Under health reform, many of these uninsured individuals will become eligible for Medicaid because of the increase in Medicaid’s eligibility limit to 133 percent of the poverty line and because of a change in how their Social Security benefits are considered in determining eligibility. Under the new rules, Social Security benefits will not count as income for most beneficiaries with modest incomes for the purposes of determining Medicaid eligibility. Many low-income people with disabilities who are within the two-year waiting period for Medicare thus will be able to qualify for Medicaid coverage during that period.
This change will rectify one of the most indefensible gaps in health coverage in the United States — the lack of coverage for many severely disabled low-income people during the first years of their disability.
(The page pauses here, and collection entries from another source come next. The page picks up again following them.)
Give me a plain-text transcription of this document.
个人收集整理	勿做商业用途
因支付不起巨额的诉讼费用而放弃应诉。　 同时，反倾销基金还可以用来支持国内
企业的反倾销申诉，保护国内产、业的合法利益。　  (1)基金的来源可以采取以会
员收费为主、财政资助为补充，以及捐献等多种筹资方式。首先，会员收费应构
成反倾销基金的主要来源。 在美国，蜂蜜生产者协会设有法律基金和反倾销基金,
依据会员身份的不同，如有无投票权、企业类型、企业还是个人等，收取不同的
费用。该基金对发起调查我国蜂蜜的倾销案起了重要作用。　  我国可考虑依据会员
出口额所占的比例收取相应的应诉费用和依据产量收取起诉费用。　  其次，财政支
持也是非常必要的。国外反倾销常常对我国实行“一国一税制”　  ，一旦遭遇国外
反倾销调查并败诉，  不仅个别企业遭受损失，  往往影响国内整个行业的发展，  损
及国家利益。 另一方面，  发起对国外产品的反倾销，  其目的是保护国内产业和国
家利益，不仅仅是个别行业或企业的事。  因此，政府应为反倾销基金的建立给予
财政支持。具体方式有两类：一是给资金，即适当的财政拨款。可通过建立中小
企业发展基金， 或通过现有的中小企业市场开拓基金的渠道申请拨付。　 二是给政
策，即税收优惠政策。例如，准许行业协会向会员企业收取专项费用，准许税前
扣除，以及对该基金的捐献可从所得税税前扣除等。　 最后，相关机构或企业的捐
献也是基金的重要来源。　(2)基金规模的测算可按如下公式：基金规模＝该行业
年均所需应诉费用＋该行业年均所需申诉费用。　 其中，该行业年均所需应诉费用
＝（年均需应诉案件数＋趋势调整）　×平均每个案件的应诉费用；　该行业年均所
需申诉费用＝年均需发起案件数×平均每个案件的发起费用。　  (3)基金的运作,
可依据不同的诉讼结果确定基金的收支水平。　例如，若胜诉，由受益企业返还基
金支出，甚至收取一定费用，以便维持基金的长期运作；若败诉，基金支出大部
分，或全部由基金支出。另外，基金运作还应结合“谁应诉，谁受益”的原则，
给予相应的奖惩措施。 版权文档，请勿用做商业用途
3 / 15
After 24 months, when these individuals become eligible for Medicare, they will no longer qualify for Medicaid. (Many will be eligible at that point for assistance with Medicare cost-sharing that is provided through state Medicaid programs.)
Will These Changes Help Other People with Disabilities or Chronic Conditions?
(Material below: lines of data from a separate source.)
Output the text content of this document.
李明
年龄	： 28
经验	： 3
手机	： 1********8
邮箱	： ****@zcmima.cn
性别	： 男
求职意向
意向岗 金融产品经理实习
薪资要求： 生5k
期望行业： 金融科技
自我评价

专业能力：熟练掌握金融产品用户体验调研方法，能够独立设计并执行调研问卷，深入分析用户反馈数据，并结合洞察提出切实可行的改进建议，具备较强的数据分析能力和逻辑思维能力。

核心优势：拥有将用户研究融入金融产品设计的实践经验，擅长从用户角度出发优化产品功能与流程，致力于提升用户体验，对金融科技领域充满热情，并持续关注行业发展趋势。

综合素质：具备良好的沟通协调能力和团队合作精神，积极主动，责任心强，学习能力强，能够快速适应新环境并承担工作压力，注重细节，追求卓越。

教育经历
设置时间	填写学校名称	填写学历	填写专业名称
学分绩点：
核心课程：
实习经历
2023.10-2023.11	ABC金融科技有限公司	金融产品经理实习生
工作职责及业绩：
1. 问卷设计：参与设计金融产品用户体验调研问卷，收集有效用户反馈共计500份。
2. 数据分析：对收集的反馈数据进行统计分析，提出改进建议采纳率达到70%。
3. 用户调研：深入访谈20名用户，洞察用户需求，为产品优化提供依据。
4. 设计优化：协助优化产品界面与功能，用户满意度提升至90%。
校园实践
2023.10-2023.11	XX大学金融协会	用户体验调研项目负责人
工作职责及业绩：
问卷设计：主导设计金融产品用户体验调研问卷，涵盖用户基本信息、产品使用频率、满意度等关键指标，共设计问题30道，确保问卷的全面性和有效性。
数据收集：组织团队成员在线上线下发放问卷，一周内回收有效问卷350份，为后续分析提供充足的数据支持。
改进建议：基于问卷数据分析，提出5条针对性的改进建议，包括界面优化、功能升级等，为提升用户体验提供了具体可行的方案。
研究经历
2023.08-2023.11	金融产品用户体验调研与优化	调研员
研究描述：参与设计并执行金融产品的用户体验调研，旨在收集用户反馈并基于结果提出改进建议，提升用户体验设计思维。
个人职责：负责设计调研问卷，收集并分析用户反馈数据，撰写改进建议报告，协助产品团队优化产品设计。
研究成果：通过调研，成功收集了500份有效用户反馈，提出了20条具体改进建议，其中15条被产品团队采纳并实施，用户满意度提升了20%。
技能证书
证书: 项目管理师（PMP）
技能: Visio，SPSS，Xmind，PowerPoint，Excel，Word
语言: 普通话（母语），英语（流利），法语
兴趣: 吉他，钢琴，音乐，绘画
A substantial number of low-income people under 65 who are not the parents of a dependent child have disabilities or chronic conditions that are not severe enough to meet the standards for receiving SSI or Social Security disability benefits. They consequently are often uninsured. These people are left out of Medicaid because they do not qualify as elderly, disabled, or parents.
But under health reform, people no longer have to fit into such a category to qualify for Medicaid. Low-income individuals with disabilities and chronic conditions that do not meet the SSI disability standards will become eligible for the program as long as their income is below 133 percent of the poverty line.
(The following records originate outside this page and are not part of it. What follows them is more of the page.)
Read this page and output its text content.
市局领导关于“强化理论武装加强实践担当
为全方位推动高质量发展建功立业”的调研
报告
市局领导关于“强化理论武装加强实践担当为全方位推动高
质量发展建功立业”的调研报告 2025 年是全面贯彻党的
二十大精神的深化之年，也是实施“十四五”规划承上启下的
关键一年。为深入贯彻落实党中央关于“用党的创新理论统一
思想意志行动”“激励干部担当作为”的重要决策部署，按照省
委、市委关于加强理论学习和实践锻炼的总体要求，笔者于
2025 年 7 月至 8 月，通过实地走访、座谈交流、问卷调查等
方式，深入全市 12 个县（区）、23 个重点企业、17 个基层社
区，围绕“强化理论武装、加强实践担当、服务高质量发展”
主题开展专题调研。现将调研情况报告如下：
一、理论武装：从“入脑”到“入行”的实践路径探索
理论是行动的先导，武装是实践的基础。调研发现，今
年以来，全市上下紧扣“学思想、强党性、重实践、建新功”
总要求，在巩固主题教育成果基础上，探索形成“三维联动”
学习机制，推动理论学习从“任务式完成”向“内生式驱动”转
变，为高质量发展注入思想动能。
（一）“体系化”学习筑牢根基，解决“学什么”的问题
How Do These Changes Apply to Adults Who Need Long-Term Services and Supports?
The health reform law makes no change in the eligibility rules that apply to these individuals. Adults seeking Medicaid coverage for long-term services and supports, including care in a nursing home or home- and community-based services, must meet current Medicaid rules for determining financial eligibility, including any asset test their state uses. They also must be at least 65 or meet the standards for having a disability.
How Will Medicaid Benefits for Newly Eligible People with Disabilities Be Financed?
The federal government will pay most of the cost. During the first three years that these provisions are in effect (2014-2016), it will pay 100 percent of the Medicaid costs of covering people with disabilities whom the health reform law makes newly eligible for Medicaid. Federal support will then phase down modestly over the following several years, so that for 2020 and all subsequent years, the federal government will pay 90 percent of the costs of covering these individuals.